Balancing Europe’s tensions

A distinctive feature is the Validation Mapping tool, developed in Engine sprints. It plots proposed priorities across two axes. Horizontally, it contrasts technology-driven knowledge (Key Enabling Technologies) with insights from the social sciences and humanities — a reflection of the tension between tech acceleration and human-centred meaning. Vertically, it contrasts EU-level agendas and transitions with local and regional innovation pushes.

Illustration

”CCIs are positioned as mediators between these forces. They can translate top-down ambitions into lived practice and humanize technological transformation. By mapping Thematic Areas across these quadrants, ekip avoids overemphasis on one pole while neglecting others,” says Alfonso Martin Mateo.

Criteria with impact

Selection is guided by layered criteria. Proposals are assessed for their capacity to strengthen professionalization and resilience within CCIs; to offer new angles for intervention and to contribute to sustainable competitiveness and democratic values at EU level. At the same time, their ability to deliver tangible benefits for regional and urban ecosystems is scrutinized.

”Cross-sectoral engagement is another key lens.
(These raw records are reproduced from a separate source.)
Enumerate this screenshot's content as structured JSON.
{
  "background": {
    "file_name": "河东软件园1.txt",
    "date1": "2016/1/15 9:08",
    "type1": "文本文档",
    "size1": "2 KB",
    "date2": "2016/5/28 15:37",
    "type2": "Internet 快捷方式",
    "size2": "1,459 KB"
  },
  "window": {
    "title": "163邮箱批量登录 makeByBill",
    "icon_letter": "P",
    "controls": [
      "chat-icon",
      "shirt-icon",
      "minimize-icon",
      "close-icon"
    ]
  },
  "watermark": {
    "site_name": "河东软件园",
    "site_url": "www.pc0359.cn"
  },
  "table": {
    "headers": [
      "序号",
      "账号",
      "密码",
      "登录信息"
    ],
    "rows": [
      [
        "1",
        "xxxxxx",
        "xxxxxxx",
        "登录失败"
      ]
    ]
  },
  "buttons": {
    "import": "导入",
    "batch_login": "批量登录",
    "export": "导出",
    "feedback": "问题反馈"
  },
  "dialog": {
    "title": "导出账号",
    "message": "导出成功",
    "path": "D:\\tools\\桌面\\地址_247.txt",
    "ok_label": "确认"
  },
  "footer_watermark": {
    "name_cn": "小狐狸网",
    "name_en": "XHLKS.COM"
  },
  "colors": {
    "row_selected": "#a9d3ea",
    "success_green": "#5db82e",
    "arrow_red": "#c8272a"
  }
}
The question is not only what CCIs gain, but how they catalyze innovation beyond their own boundaries,” says Alfonso Martin Mateo.

Such multi-level evaluation ensures that prioritization is neither fashionable nor arbitrary. It is justified against strategic, societal and ecosystem considerations.

”In an era when Europe must define its competitive edge and democratic resilience, the prioritization phase offers a quietly radical proposition. Before policy can be bold, it must be chosen with care — and with a clear sense of the ecosystems it seeks to sustain.”